La machine américaine à créer des emplois
François Dalle et moi-même avons été chargés, en 1986, par monsieur Philippe Séguin, de tenter d’analyser les raisons de notre sous-emploi. Nous nous sommes aussitôt efforcés d’observer les mécanismes de création d’emplois dans les pays qui se distinguaient du nôtre dans ce domaine. C’était notamment le cas des États-Unis, dont la création nette d’emplois dans les quinze années qui venaient de s’écouler avait été de 30 millions, alors que l’Europe avait enregistré une perte nette de 5 à 6 millions pendant la même période. Nous avons eu accès aux analyses effectuées par le professeur Birch, du MIT, à partir d’une base de données Dun & Bradstreet de 15 millions d’entreprises représentant 97 % de l’emploi américain, analyses dont nous avons rendu compte dans notre rapport au Ministre1.
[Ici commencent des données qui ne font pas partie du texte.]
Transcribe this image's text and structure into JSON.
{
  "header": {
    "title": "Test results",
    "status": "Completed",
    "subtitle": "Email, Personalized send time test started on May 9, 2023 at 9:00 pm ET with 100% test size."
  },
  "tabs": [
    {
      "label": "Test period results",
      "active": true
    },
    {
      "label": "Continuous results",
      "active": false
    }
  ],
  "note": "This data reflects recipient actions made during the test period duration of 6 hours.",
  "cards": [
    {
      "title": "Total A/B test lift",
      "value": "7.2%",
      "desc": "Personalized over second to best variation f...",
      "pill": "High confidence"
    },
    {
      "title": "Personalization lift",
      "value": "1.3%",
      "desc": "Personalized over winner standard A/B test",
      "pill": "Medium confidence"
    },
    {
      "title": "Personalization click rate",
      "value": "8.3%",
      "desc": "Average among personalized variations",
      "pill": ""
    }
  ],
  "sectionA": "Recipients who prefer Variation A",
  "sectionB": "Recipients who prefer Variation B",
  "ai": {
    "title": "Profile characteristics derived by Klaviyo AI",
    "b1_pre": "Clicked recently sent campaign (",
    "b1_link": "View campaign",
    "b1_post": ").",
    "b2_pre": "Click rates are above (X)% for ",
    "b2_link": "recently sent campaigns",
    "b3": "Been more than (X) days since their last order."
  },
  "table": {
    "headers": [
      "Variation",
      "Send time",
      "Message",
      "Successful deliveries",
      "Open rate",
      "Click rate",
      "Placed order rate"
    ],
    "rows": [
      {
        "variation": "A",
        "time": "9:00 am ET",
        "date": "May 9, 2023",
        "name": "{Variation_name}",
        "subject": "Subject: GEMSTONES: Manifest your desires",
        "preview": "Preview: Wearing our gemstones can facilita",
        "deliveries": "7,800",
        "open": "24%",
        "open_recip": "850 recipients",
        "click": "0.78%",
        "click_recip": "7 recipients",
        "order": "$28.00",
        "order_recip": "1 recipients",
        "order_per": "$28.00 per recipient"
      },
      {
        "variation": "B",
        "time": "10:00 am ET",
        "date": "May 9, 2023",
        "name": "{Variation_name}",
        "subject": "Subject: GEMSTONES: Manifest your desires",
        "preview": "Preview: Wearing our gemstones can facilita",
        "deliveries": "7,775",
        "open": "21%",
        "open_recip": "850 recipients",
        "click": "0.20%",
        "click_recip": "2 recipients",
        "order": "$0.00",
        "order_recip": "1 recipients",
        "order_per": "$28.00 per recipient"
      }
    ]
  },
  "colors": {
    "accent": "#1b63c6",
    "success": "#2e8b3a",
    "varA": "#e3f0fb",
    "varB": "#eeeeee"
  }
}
Je n’ai pas été en mesure de faire actualiser les données de Birch pour les besoins du présent article. En revanche, j’ai pu rencontrer M. Hickmann, qui est installé en Europe et dispose de données détaillées sur la totalité des entreprises françaises et leur histoire de ces dernières années2. Les analyses qu’il a bien voulu me communiquer révèlent de très grandes similitudes entre les mécanismes de création d’emplois français et américain. L’un et l’autre ont pour moteur la petite entreprise. Il faut donc croire que si, toutes proportions gardées, notre création nette d’emplois reste très inférieure à celle des Américains, c’est parce que nous n’avons pas su donner à la petite entreprise la place qu’elle devrait avoir dans notre économie.
En Amérique, le moteur de l’emploi est la petite entreprise. En France aussi
Au milieu des années 80, Birch avait beaucoup étonné en déclarant que, « sur les dix ans qui venaient de s’écouler, les entreprises de moins de 100 personnes avaient créé 80 % de tous les emplois nouveaux dans l’économie américaine, que cela restait vrai dans les périodes de récession et que, d’une manière générale, la contribution à l’emploi des petites entreprises était beaucoup plus stable que celle des grandes ».
Ces observations ont été confirmées par Hickmann pour la France. Il indique, par exemple, que le Nord Pas-de-Calais avait perdu 3 % de ses emplois entre 1988 et 1993 alors que les entreprises de moins de 10 personnes en avaient créé 30 %. Les entreprises plus importantes avaient toutes enregistré des pertes d’emplois.
Qu’elle existe déjà ou qu’elle ait été nouvellement créée, la petite entreprise est donc bien le moteur de l’emploi, en France comme en Amérique.
Un marché soumis à des régimes turbulents
Aux États-Unis, 50 % des emplois se trouvent dans des entreprises de moins de 100 personnes, dont un gros quart dans des entreprises de moins de 20. Un autre gros quart est employé dans des entreprises de plus de 500 personnes, le reste, un petit quart, dans des entreprises de 100 à 500 personnes. Tout se passe comme si ces quatre catégories constituaient autant d’étages d’une chaudière. À l’étage du bas, celui des toutes petites entreprises, de nouvelles entreprises apparaissent, d’autres disparaissent, d’autres enfin passent dans la catégorie du dessus et il en est de même, de proche en proche, jusqu’au sommet de la chaudière.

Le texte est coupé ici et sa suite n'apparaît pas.